Hajinya Nabi Shallallahu 'Alaihi wa Sallam. Bagian 4

Bab : Hajinya Nabi Shallallahu 'Alaihi wa Sallam

قَالَ جَابِرٌ رَضِيَ اللَّهُ عَنْهُ لَسْنَا نَنْوِي إِلَّا الْحَجَّ لَسْنَا نَعْرِفُ الْعُمْرَةَ حَتَّى إِذَا أَتَيْنَا الْبَيْتَ مَعَهُ اسْتَلَمَ الرُّكْنَ فَرَمَلَ ثَلَاثًا وَمَشَى أَرْبَعًا ثُمَّ نَفَذَ إِلَى مَقَامِ إِبْرَاهِيمَ عَلَيْهِ السَّلَام فَقَرَأَ { وَاتَّخِذُوا مِنْ مَقَامِ إِبْرَاهِيمَ مُصَلًّى } فَجَعَلَ الْمَقَامَ بَيْنَهُ وَبَيْنَ الْبَيْتِ فَكَانَ أَبِي يَقُولُ وَلَا أَعْلَمُهُ ذَكَرَهُ إِلَّا عَنْ النَّبِيِّ صَلَّى اللَّهُ عَلَيْهِ وَسَلَّمَ كَانَ يَقْرَأُ فِي الرَّكْعَتَيْنِ قُلْ هُوَ اللَّهُ أَحَدٌ وَقُلْ يَا أَيُّهَا الْكَافِرُونَ ثُمَّ رَجَعَ إِلَى الرُّكْنِ فَاسْتَلَمَهُ

Jabir Radhiyallahu 'anhu melanjutkan; Niat kami hanya untuk mengerjakan haji, dan kami belum pernah mengenal umrah.

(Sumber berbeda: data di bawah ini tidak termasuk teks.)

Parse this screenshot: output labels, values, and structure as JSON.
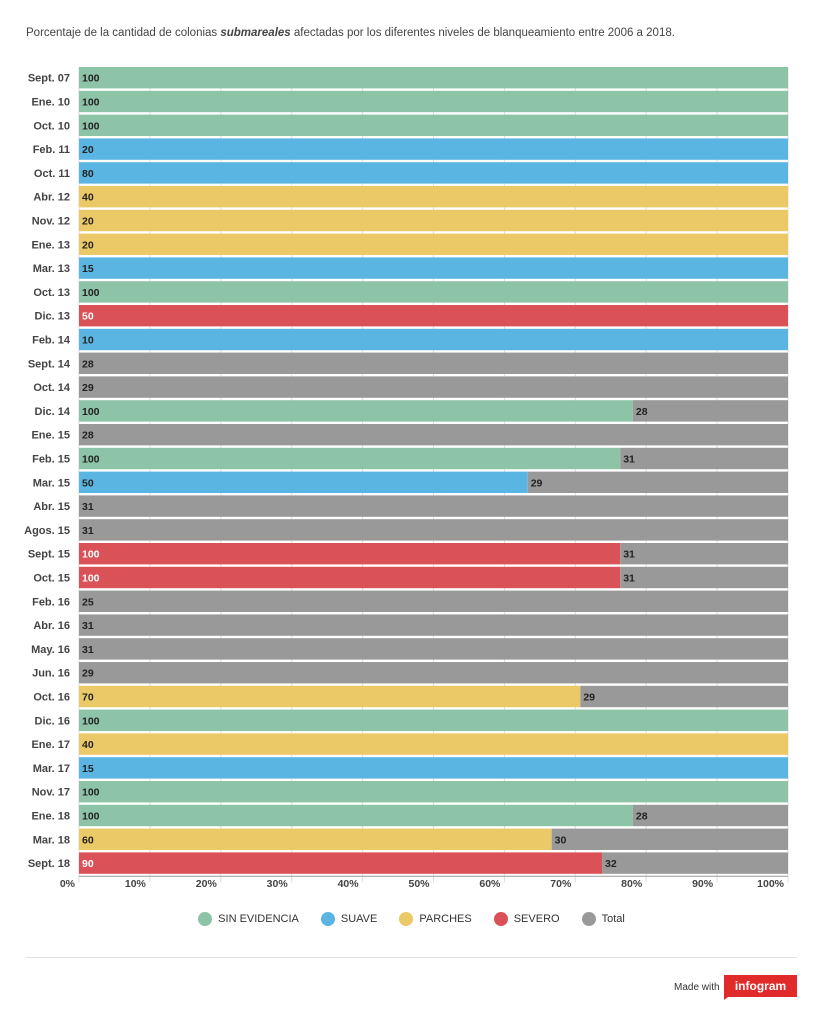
{
  "title": {
    "prefix": "Porcentaje de la cantidad de colonias ",
    "emphasis": "submareales",
    "suffix": " afectadas por los diferentes niveles de blanqueamiento entre 2006 a 2018."
  },
  "colors": {
    "SIN EVIDENCIA": "#8dc3a6",
    "SUAVE": "#5bb5e3",
    "PARCHES": "#ecc967",
    "SEVERO": "#da5257",
    "Total": "#999999"
  },
  "chart_data": {
    "type": "bar",
    "orientation": "horizontal",
    "stacked": true,
    "xlim": [
      0,
      100
    ],
    "xticks": [
      "0%",
      "10%",
      "20%",
      "30%",
      "40%",
      "50%",
      "60%",
      "70%",
      "80%",
      "90%",
      "100%"
    ],
    "legend_position": "bottom",
    "series_names": [
      "SIN EVIDENCIA",
      "SUAVE",
      "PARCHES",
      "SEVERO",
      "Total"
    ],
    "rows": [
      {
        "label": "Sept. 07",
        "segments": [
          {
            "series": "SIN EVIDENCIA",
            "value": 100
          }
        ]
      },
      {
        "label": "Ene. 10",
        "segments": [
          {
            "series": "SIN EVIDENCIA",
            "value": 100
          }
        ]
      },
      {
        "label": "Oct. 10",
        "segments": [
          {
            "series": "SIN EVIDENCIA",
            "value": 100
          }
        ]
      },
      {
        "label": "Feb. 11",
        "segments": [
          {
            "series": "SUAVE",
            "value": 20
          }
        ]
      },
      {
        "label": "Oct. 11",
        "segments": [
          {
            "series": "SUAVE",
            "value": 80
          }
        ]
      },
      {
        "label": "Abr. 12",
        "segments": [
          {
            "series": "PARCHES",
            "value": 40
          }
        ]
      },
      {
        "label": "Nov. 12",
        "segments": [
          {
            "series": "PARCHES",
            "value": 20
          }
        ]
      },
      {
        "label": "Ene. 13",
        "segments": [
          {
            "series": "PARCHES",
            "value": 20
          }
        ]
      },
      {
        "label": "Mar. 13",
        "segments": [
          {
            "series": "SUAVE",
            "value": 15
          }
        ]
      },
      {
        "label": "Oct. 13",
        "segments": [
          {
            "series": "SIN EVIDENCIA",
            "value": 100
          }
        ]
      },
      {
        "label": "Dic. 13",
        "segments": [
          {
            "series": "SEVERO",
            "value": 50
          }
        ]
      },
      {
        "label": "Feb. 14",
        "segments": [
          {
            "series": "SUAVE",
            "value": 10
          }
        ]
      },
      {
        "label": "Sept. 14",
        "segments": [
          {
            "series": "Total",
            "value": 28
          }
        ]
      },
      {
        "label": "Oct. 14",
        "segments": [
          {
            "series": "Total",
            "value": 29
          }
        ]
      },
      {
        "label": "Dic. 14",
        "segments": [
          {
            "series": "SIN EVIDENCIA",
            "value": 100
          },
          {
            "series": "Total",
            "value": 28
          }
        ]
      },
      {
        "label": "Ene. 15",
        "segments": [
          {
            "series": "Total",
            "value": 28
          }
        ]
      },
      {
        "label": "Feb. 15",
        "segments": [
          {
            "series": "SIN EVIDENCIA",
            "value": 100
          },
          {
            "series": "Total",
            "value": 31
          }
        ]
      },
      {
        "label": "Mar. 15",
        "segments": [
          {
            "series": "SUAVE",
            "value": 50
          },
          {
            "series": "Total",
            "value": 29
          }
        ]
      },
      {
        "label": "Abr. 15",
        "segments": [
          {
            "series": "Total",
            "value": 31
          }
        ]
      },
      {
        "label": "Agos. 15",
        "segments": [
          {
            "series": "Total",
            "value": 31
          }
        ]
      },
      {
        "label": "Sept. 15",
        "segments": [
          {
            "series": "SEVERO",
            "value": 100
          },
          {
            "series": "Total",
            "value": 31
          }
        ]
      },
      {
        "label": "Oct. 15",
        "segments": [
          {
            "series": "SEVERO",
            "value": 100
          },
          {
            "series": "Total",
            "value": 31
          }
        ]
      },
      {
        "label": "Feb. 16",
        "segments": [
          {
            "series": "Total",
            "value": 25
          }
        ]
      },
      {
        "label": "Abr. 16",
        "segments": [
          {
            "series": "Total",
            "value": 31
          }
        ]
      },
      {
        "label": "May. 16",
        "segments": [
          {
            "series": "Total",
            "value": 31
          }
        ]
      },
      {
        "label": "Jun. 16",
        "segments": [
          {
            "series": "Total",
            "value": 29
          }
        ]
      },
      {
        "label": "Oct. 16",
        "segments": [
          {
            "series": "PARCHES",
            "value": 70
          },
          {
            "series": "Total",
            "value": 29
          }
        ]
      },
      {
        "label": "Dic. 16",
        "segments": [
          {
            "series": "SIN EVIDENCIA",
            "value": 100
          }
        ]
      },
      {
        "label": "Ene. 17",
        "segments": [
          {
            "series": "PARCHES",
            "value": 40
          }
        ]
      },
      {
        "label": "Mar. 17",
        "segments": [
          {
            "series": "SUAVE",
            "value": 15
          }
        ]
      },
      {
        "label": "Nov. 17",
        "segments": [
          {
            "series": "SIN EVIDENCIA",
            "value": 100
          }
        ]
      },
      {
        "label": "Ene. 18",
        "segments": [
          {
            "series": "SIN EVIDENCIA",
            "value": 100
          },
          {
            "series": "Total",
            "value": 28
          }
        ]
      },
      {
        "label": "Mar. 18",
        "segments": [
          {
            "series": "PARCHES",
            "value": 60
          },
          {
            "series": "Total",
            "value": 30
          }
        ]
      },
      {
        "label": "Sept. 18",
        "segments": [
          {
            "series": "SEVERO",
            "value": 90
          },
          {
            "series": "Total",
            "value": 32
          }
        ]
      }
    ]
  },
  "legend": [
    {
      "label": "SIN EVIDENCIA",
      "color": "#8dc3a6"
    },
    {
      "label": "SUAVE",
      "color": "#5bb5e3"
    },
    {
      "label": "PARCHES",
      "color": "#ecc967"
    },
    {
      "label": "SEVERO",
      "color": "#da5257"
    },
    {
      "label": "Total",
      "color": "#999999"
    }
  ],
  "footer": {
    "made_with": "Made with",
    "brand": "infogram"
  }
}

Setelah sampai di Baitullah, beliau cium salah satu sudutnya (hajar Aswad), kemudian beliau tawaf, lari-lari kecil tiga kali dan berjalan biasa empat kali. Kemudian beliau terus menuju ke Maqam Ibrahim 'Alais Salam, lalu beliau membaca ayat, (WATTAKHIDZUU MIM MAQAAMI IBRAAHIMA MUSHALLAA). "Jadikanlah maqam Ibrahim sebagai tempat shalat…" (Al-Baqarah: 125). Lalu dijadikanlah (posisi tempat shalat ) antara maqam itu dengan Baitullah. Sementara itu ayahku berkata bahwa Nabi ﷺ pernah membaca dalam dua rakaat shalatnya, "QUL HUWALLAHU AHAD…" (Al-Ikhlash: 1-4). Dan, "QUL YAA AYYUHAL KAAFIRUUN.." (Al-Kafirun: 1-6). Kemudian beliau kembali ke sudut Bait (hajar Aswad) lalu diciumnya kembali. 

Faedah Hadist

1. “Setelah sampai di Baitullah, beliau cium salah satu sudutnya (hajar Aswad), kemudian beliau tawaf, lari-lari kecil tiga kali dan berjalan biasa empat kali”. Ungkapan ini terdapat faedah :

- Orang yang ber ihram apabila datang ke Makkah sebelum wukuf di Arafah disunnahkan untuknya tuk melakukan tawaf qudum (tawaf selamat datang). Dan ini disepakati ulama.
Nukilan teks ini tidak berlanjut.